Mikaël Faujour, journaliste
Article paru dans Le DDV n° 687, été 2022
Dans l’art de Fernando Botero, la rondeur est partout : les hommes, les femmes, les enfants, les cardinaux, les chats et même les toitures, tout est rebondi jusqu’à l’irréalité, comme par un refus absolu des lignes tranchantes et des angles aigus. Les montagnes, sous l’horizon, sont moelleuses comme des oreillers ; les tuiles des toits font le dos rond, et oranges, pommes, poires et raisins, prêts à éclater, évoquent la plénitude de la vie. De prime abord, le monde de Botero paraît exprimer la gaieté, la bonhomie, une candeur édénique et qui donne parfois même l’impression de confiner à la niaiserie : de gentils bonshommes et bonnes femmes, des scènes de village colorées, de bien sages nudités, des natures mortes exposant des fruits lisses comme du plastique… En cela, son esthétique fait penser à la peinture dite naïve – celle, en particulier de pionniers, tels le douanier Rousseau ou Camille Bombois, avec lequel il partage un goût pour des corps aux volumes ronds et massifs.

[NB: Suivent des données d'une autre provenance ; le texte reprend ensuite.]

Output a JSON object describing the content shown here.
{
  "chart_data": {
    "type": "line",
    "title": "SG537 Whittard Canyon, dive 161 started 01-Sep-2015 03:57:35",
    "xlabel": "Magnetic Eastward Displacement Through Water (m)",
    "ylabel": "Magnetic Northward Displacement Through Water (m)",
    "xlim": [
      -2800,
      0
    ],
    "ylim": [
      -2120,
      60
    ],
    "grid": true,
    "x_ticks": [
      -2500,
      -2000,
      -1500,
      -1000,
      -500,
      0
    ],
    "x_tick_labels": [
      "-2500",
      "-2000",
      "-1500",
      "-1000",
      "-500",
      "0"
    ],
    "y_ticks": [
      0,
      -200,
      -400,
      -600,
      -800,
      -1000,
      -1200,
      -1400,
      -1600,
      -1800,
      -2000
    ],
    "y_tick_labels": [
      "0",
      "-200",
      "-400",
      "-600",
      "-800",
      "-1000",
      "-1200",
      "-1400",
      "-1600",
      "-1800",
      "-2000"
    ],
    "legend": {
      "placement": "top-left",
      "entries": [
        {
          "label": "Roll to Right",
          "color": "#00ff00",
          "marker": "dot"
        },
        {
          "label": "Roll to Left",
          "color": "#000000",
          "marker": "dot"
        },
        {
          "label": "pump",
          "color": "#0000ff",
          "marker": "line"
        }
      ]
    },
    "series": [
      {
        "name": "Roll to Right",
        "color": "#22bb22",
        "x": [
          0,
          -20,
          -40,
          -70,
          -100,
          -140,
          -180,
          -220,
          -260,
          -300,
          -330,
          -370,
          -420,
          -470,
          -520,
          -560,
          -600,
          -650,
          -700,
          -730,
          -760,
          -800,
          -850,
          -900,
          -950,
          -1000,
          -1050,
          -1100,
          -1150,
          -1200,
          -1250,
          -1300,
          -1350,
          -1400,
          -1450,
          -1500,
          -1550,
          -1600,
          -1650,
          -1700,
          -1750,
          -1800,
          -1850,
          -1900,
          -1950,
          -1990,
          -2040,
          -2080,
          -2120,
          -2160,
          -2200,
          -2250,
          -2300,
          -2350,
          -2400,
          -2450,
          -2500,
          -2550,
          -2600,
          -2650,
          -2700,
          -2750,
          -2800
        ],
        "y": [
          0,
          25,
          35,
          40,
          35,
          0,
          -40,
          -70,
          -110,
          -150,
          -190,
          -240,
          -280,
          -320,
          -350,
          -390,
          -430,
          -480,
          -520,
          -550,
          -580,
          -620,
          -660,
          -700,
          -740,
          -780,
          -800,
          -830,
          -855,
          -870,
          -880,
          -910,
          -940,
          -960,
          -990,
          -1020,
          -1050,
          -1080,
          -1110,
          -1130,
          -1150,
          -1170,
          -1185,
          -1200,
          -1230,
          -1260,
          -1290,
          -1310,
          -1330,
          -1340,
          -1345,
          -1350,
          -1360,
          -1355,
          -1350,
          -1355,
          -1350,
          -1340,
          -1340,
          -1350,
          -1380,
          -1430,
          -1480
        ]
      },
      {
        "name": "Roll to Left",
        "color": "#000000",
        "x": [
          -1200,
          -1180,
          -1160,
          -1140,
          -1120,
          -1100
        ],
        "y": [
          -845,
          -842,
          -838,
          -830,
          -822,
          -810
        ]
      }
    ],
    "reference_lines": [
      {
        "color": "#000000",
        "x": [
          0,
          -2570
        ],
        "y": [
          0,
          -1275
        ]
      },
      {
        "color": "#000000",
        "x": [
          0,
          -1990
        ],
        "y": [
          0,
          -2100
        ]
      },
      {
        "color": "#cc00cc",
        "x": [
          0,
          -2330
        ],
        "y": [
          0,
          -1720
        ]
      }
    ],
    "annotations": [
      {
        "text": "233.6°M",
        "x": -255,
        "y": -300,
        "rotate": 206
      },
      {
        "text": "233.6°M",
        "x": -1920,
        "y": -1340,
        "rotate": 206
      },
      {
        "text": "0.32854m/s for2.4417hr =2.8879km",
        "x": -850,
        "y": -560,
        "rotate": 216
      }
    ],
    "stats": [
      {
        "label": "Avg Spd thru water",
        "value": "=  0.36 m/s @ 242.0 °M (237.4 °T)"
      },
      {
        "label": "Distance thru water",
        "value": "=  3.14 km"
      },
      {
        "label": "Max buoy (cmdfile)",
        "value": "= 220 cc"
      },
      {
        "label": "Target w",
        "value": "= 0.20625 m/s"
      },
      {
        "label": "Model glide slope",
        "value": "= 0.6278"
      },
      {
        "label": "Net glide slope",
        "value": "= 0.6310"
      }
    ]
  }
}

Ces caractéristiques rendent identifiables au premier regard un « Botero ». Et, si cette rondeur évoque une marque – y compris dans un sens marchand –, il y a pourtant davantage dans son art, et même tout autre chose, que des édens imaginaires ou la touchante maladresse technique de ces autodidactes besogneux.
Tout sauf naïf
À la vérité, Fernando Botero a une solide formation et une vaste connaissance de l’histoire de l’art. Dès 1949, l’aquarelle Femme pleurant montre un talent précoce et une maîtrise avancée de ses moyens plastiques. Alors qu’il a seulement 17 ans, on devine déjà là ce qui sera le cœur de son style : la massivité, le goût du volume – puissant et arrondi, en l’occurrence.
Adolescent, découvrant dans un livre les avant-gardes européennes, leur nouveauté fait écho à son anticonformisme. À 20 ans, il part en Europe. En Europe, d’abord, où, de 1952 à 1955, en Espagne, en France, en Italie, il découvre à la fois l’art ancien – Giotto, Piero Della Francesca… – et l’art moderne – le cubisme, Picasso… Il séjourne ensuite au Mexique en 1956 et 1957, pays des grands muralistes (Diego Rivera, Clemente Orozco, David Alfaro Siqueiros), dont l’influence domine l’art latino-américain. Un séjour new-yorkais en 1957 l’expose aussi à l’expressionnisme abstrait, à son apogée.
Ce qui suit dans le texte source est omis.